Pourtant, ainsi entourée de barreaux de fer, avec un éclat de bois fiché dans le coeur, Isabella était terrifiée.

— Tu fais moins la maligne, sale petite garce, persifla un homme en se penchant vers sa cage.

La faible lumière qui éclairait la tente, érigée à l'orée du champ de bataille, fit scintiller les dents que révéla son sourire carnassier. Isabella s'efforça de tempérer ses tremblements, alors que le Grand Alpha la toisait comme s'il se demandait lequel de ses os il croquerait en premier.

— Honnêtement, je suis un peu déçu, fit-il en étudiant le corps recroquevillé de la jeune fille. Mes hommes m'avaient vanté ta soi-disant beauté, mais tu fais plus pitié qu'autre chose... Ton cher papa n'avait-il rien à te donner à manger, lorsque tu étais petite ?

Cette fois, elle ne fit rien pour contrôler la rage qui bouillait en elle.
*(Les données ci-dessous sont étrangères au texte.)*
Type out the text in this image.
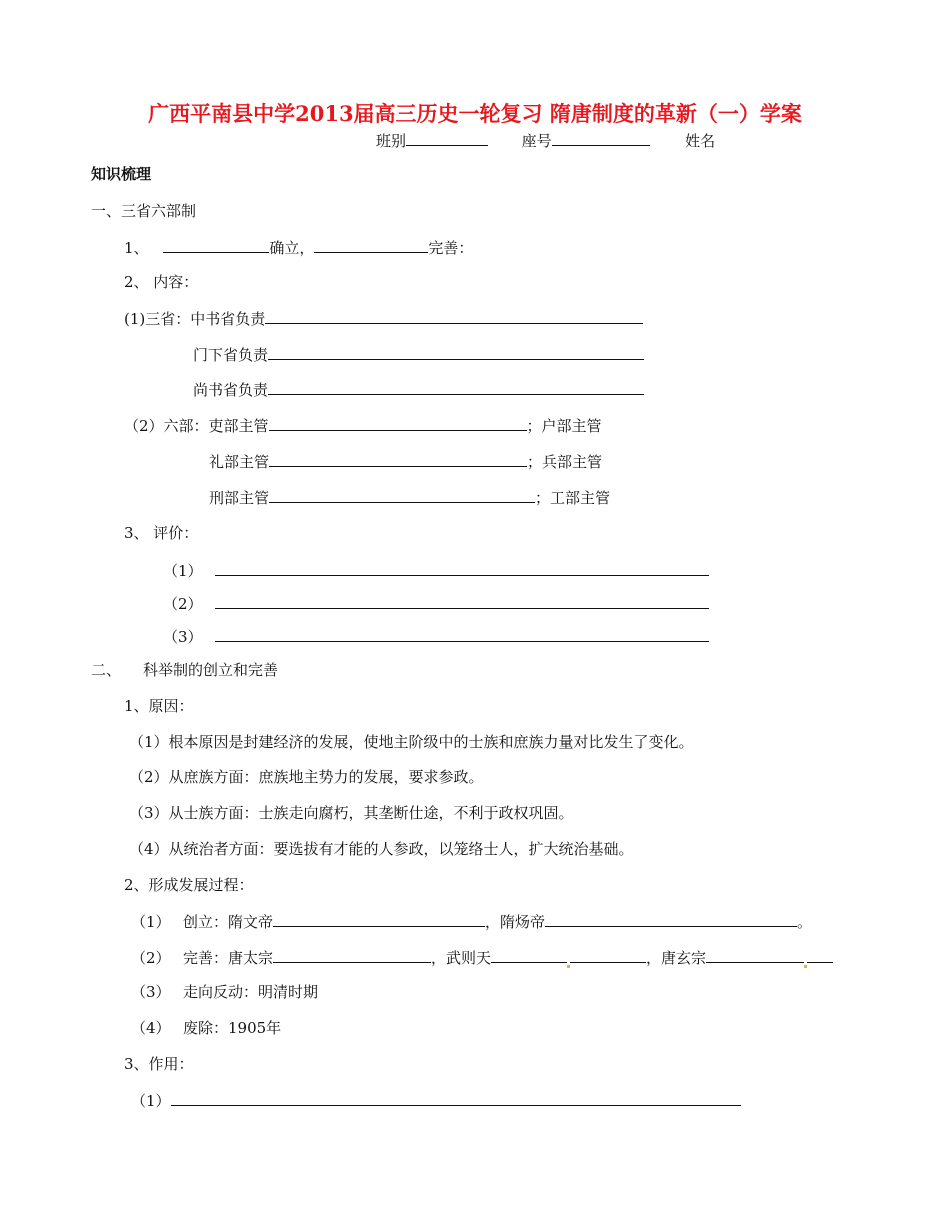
广西平南县中学2013届高三历史一轮复习 隋唐制度的革新（一）学案
班别	座号	姓名
知识梳理
一、三省六部制
1、	确立，	完善：
2、 内容：
(1)三省：中书省负责
门下省负责
尚书省负责
（2）六部：吏部主管	；户部主管
礼部主管	；兵部主管
刑部主管	；工部主管
3、 评价：
（1）
（2）
（3）
二、 科举制的创立和完善
1、原因：
（1）根本原因是封建经济的发展，使地主阶级中的士族和庶族力量对比发生了变化。
（2）从庶族方面：庶族地主势力的发展，要求参政。
（3）从士族方面：士族走向腐朽，其垄断仕途，不利于政权巩固。
（4）从统治者方面：要选拔有才能的人参政，以笼络士人，扩大统治基础。
2、形成发展过程：
（1） 创立：隋文帝	，隋炀帝	。
（2） 完善：唐太宗	，武则天	，唐玄宗
（3） 走向反动：明清时期
（4） 废除：1905年
3、作用：
（1）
Car si elle tremblait, c'était autant de peur que de fureur.

— Moi... Moi aussi, je suis déçue, articula-t-elle difficilement.

Le morceau de bois logé dans son coeur devait être de la taille d'un ongle, or il parvenait malgré tout à lui faire endurer la pire des douleurs. Le soldat du chef des loups avait parfaitement su ce qu'il faisait en remuant et brisant son épée dans sa poitrine. Le fragment était juste assez épais pour la faire souffrir, mais pas assez pour la tuer.

— Tout... Tout le monde vante votre bravoure, alors que vous n'êtes même pas fichu de combattre vous-même... Vous... Vous envoyez vos...

— Je te conseille de te la fermer, la coupa-t-il en attrapant violemment ses cheveux à travers les barreaux. Tu vas vite apprendre que chez moi, les salopes dans ton genre sont tenues de ne pas se faire remarquer.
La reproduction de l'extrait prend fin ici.